How Not to Define Government

This image popped up in my Facebook news feed some years back. I can’t even find the originating image for it, it has been that long ago and had so little impact. I had several thoughts at the time which I lined out as bullet points. A rather lengthy breakdown for what is a five-minute throw-away joke image for Facebook.

Still. I know there are thousands, possibly even millions that would laugh at that joke. I in my previous libertarian persona would have probably accepted it as wryly humorous fact, which is precisely why I took the time to break down the many heuristical errors present in just thinking the observation true enough to be funny.

Not satisfied with wasting an hour or two breaking down a meaningless joke image once and filing it away, I have now spent even more time writing a lengthy post about it, proving the tagline of this blog is accurate.
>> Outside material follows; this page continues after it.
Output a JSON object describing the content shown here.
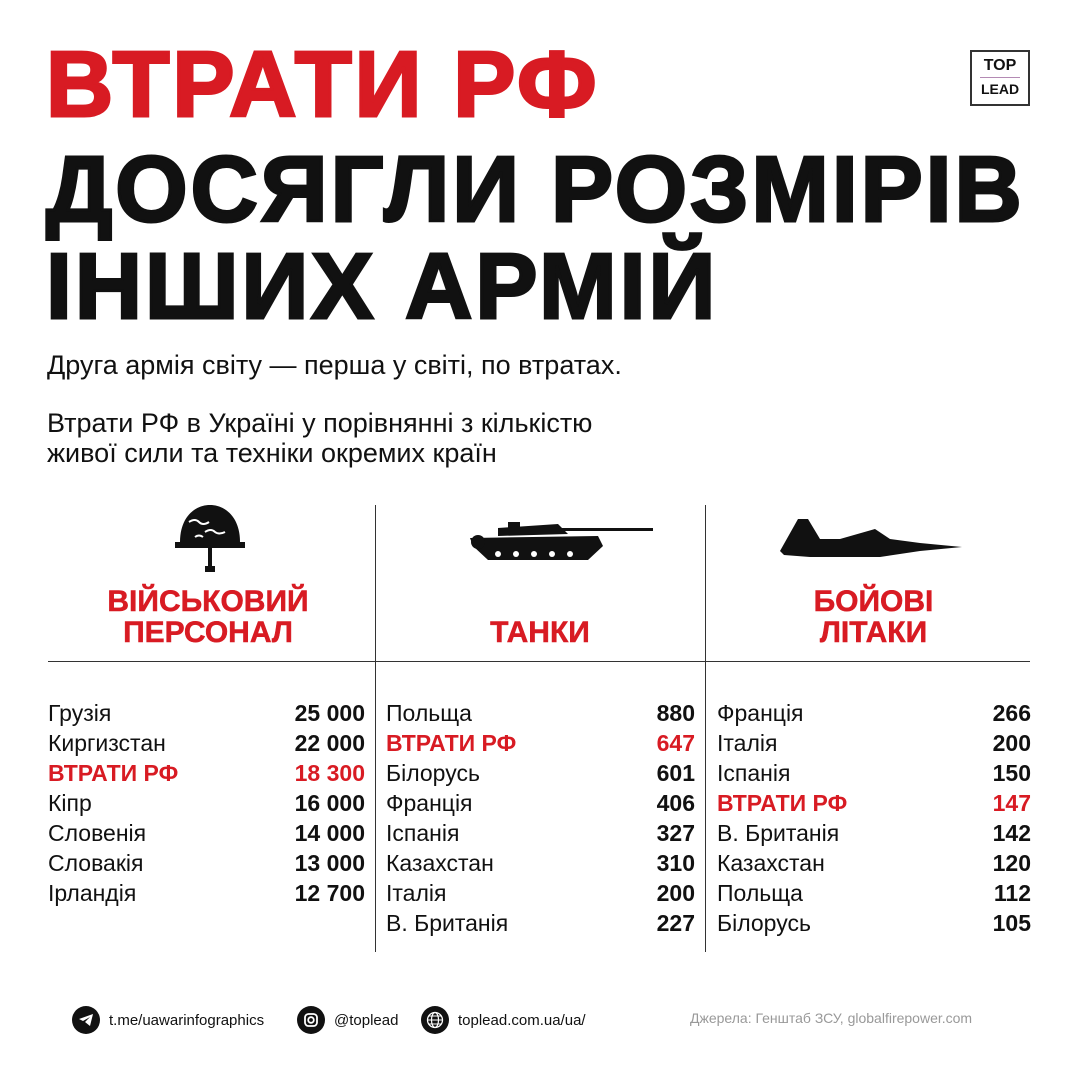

As to the offered definition of government itself. You can believe any fool thing you want including that gravity doesn’t exist because it is a theory. I wouldn’t suggest jumping off buildings if you do, even though Douglas Adams describes learning to fly as throwing yourself at the ground and missing. Never mistake a joke for something that is true or actually possible. The image is a joke, it just isn’t a funny joke.

Government cannot actually defy science because government cannot change the laws of nature. That is why pi remains an irrational number most accurately described as 355/113 even though several governments have mistakenly believed they could change it. Math is always going to be math and 2+2=4 is true for every instance of reality as we know it. Do not throw the word quantum at me as a counter-argument because I will know that you are stupid if you do.

Economics really isn’t a science in much the same way and for the same reason that psychology is only vaguely a science. Both are in part human constructs held as beliefs within human minds. Therefore “laws of economics” are more rules of thumb than actual laws.

In short, even if there are laws of economics, we haven’t been observing them for long enough to know what they actually are. And given the vagaries of human behavior and the mercurial nature of states, people and institutions, the notion that there’s some grand mechanistic, master system that explains all and predicts everything is at best a comforting fiction and at worst a straitjacket that precludes creativity, forestalls innovation and destroys dynamism.

Referencing “the laws of economics” as a way to refute arguments or criticize ideas has the patina of clarity and certainty. The reality is that referencing such laws is simply another way to justify beliefs and inclinations. I may agree that the war on drugs is flawed, but not because it violates “laws of economics,” but rather because it fails in most of its basic goals. The test of whether government spending or central bank easing is good policy should be whether they succeed in ameliorating the problems of stagnant growth and high unemployment, not on what the “laws of economics” erroneously say about certain future outcomes.

The Atlantic, The Laws of Economics Don’t Exist

As an example, one can continue to print money without limit so long as the money isn’t allowed to collect anywhere in a volume large enough to break the system. People will continue to use and spend money blithely believing whatever they want to believe about the system they are part of so long as the system continues. That is the beauty of the human animal and its selective cognition machine that we call a brain. We only tend to notice structures when they fail,  and then we marvel at the complexity of the system that functioned so well we never noticed it until it was gone.